2)  A nota que ora nos preocupa diz respeito a dívidas denominadas em moeda estrangeira. Nesse caso, a preocupação reside na possível redução do fluxo de divisas estrangeiras para o Brasil (maior taxa de juros, menos dívida externa) enquanto o país bate recordes negativos em suas contas externas.

3)  Outra nota foi também rebaixada, mas goza de uma situação melhor: dívidas emitidas em moeda nacional foram de A- para BBB+, ou seja, ainda estão em grau de investimento. Isto significa que o investidor estrangeiro pode continuar aplicando seus recursos aqui no Brasil. Ele entra com Dólar ou Euro, converte-os em Real e os aplica na Bolsa de Valores ou em títulos da dívida pública.

4)  O motivo para o rebaixamento foi, segundo a S&P, a deterioração fiscal e piora das contas externas. No primeiro aspecto, menor crescimento significa menos arrecadação. Do lado do gasto, o ano eleitoral sugere maiores gastos governamentais para garantir a reeleição de Dilma e para evitar um vexame organizacional no Copa do Mundo. Logo, o cenário reforça negativamente a visão da agência sobre as finanças públicas brasileiras, sem mencionar as reiterados ajustes contábeis sobre as contas públicas recentemente efetuados e defendidos pelo governo.

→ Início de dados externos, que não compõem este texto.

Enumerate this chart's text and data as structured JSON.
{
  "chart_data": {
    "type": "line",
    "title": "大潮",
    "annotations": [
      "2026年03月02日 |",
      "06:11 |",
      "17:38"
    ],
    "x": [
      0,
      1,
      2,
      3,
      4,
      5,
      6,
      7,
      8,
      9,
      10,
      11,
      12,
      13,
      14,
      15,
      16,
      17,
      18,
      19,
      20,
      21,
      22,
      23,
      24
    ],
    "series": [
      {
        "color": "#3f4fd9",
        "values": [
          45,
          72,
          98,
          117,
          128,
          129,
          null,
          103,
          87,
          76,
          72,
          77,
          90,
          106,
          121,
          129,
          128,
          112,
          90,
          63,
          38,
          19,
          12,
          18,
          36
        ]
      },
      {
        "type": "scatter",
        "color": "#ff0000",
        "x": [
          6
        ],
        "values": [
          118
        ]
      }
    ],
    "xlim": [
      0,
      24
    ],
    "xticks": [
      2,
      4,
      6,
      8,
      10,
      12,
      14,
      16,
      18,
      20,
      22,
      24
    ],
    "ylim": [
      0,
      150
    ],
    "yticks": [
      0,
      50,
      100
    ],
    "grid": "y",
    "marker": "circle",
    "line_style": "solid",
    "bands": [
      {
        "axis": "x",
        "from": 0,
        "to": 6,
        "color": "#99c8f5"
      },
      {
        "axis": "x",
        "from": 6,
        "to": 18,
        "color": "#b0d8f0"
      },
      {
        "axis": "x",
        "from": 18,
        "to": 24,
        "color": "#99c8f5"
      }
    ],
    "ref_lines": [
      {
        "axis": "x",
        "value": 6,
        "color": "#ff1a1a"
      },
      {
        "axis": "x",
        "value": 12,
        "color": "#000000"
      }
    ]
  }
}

Estar no holofote traz custos. O Brasil deslumbrou muito os estrangeiros e agora recebe a conta da frustração. É evidente que nossa situação é muito melhor do que a desfrutada pela maior parte dos países desenvolvidos, como bem salientou a resposta do Ministério da Fazenda.

Entretanto, no mundo da geopolítica, não vigora apenas uma medida de desempenho. São vários pesos e várias medidas. É historicamente dada a maior exigência da ortodoxia para com os países emergentes.

Assim, não me surpreende o rebaixamento das notas do Brasil, em face das enormes disfunções do nosso sistema econômico que, dentre elas, cumpre destacar o perfil da estrutura tributária e a composição pouco produtiva do gasto público. Carecemos de um projeto de desenvolvimento que deixe claros os custos e os benefícios do avanço socioeconômico.

Para isso, precisamos de uma liderança política que efetue, por meio da transformação de nossas instituições, um novo pacto social sedimentado na melhor combinação entre social democracia política e um liberalismo econômico pujante. O rebaixamento tende a expor essa nervura da nossa condição institucional e, portanto, interfere no jogo político.

A oposição acaba de ganhar mais um trunfo. Resta aos opositores usá-lo com sabedoria, o que também não tem ocorrido, para prejuízo do debate.